De Cham in Cambodja en Vietnam zijn de nazaten van de inwoners van het oude koninkrijk Champa, dat in centraal Vietnam lag. Waar de Cham vandaan komen is niet geheel duidelijk. Ze zijn etnisch niet verwant met de Vietnamezen, maar zijn waarschijnlijk aan het begin van onze jaartelling vanuit het gebied van het hedendaagse Indonesië geëmigreerd. Hun taal is duidelijk verwant aan het Maleis.
Nadat de Vietnamezen in de 18e eeuw de laatste resten van het koninkrijk binnenvielen, is het merendeel van de Cham geëmigreerd naar het gebied rondom het Tonlé Sapmeer in Cambodja. Het merendeel van de hedendaagse Chams woont in de provincies Kampong Cham en Kampong Chhnang in Cambodja. Een klein aantal is in Vietnam blijven wonen.

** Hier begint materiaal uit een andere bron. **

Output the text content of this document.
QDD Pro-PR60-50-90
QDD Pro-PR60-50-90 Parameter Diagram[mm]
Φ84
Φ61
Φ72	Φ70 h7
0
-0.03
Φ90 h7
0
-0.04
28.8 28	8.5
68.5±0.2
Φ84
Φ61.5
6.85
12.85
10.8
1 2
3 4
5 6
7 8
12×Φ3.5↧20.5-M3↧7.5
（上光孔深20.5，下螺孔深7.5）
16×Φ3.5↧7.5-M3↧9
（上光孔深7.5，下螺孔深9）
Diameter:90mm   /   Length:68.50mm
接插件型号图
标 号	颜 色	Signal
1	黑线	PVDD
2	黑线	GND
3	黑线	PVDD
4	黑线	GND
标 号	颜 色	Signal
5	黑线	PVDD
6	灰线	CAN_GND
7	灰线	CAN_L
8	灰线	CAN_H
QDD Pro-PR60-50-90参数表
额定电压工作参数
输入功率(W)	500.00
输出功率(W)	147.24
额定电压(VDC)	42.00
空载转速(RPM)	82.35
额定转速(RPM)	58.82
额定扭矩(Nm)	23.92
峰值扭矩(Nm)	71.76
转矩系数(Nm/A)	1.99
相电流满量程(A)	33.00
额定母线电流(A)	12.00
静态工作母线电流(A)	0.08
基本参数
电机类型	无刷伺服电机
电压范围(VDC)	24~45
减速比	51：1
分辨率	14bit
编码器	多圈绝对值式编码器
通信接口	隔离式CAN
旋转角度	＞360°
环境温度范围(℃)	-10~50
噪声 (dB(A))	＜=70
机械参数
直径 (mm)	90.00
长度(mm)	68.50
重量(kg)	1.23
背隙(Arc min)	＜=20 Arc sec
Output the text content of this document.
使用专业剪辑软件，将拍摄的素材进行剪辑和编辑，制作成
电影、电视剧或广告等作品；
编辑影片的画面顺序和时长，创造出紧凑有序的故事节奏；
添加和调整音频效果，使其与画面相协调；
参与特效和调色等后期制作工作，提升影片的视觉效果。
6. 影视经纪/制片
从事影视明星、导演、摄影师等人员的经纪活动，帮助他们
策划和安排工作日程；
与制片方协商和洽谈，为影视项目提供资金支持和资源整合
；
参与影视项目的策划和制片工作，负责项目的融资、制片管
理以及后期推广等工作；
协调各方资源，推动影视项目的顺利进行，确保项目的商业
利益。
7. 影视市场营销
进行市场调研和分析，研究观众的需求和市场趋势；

Het merendeel van de Chams is in de loop der eeuwen bekeerd tot de islam. De Cambodjaanse Chams hangen een orthodoxe versie van de soenni-islam aan. Er zijn nog wel enkele oude Boeddhistische gebruiken bewaard gebleven. Zo worden de gelovigen opgeroepen tot het gebed via het slaan op een drum en niet via de roep van de Muezzin. Een kleine groep van de Chams, bekend als de Zahadin, hangt een alternatieve versie van de islam aan. Ze bidden maar 1 keer per week, op vrijdag. En tijdens de vastenmaand Ramadan vasten ze alleen op de eerste, middelste en laatste dag van de maand. De Rode Khmer hebben actief geprobeerd de Cham uit te roeien.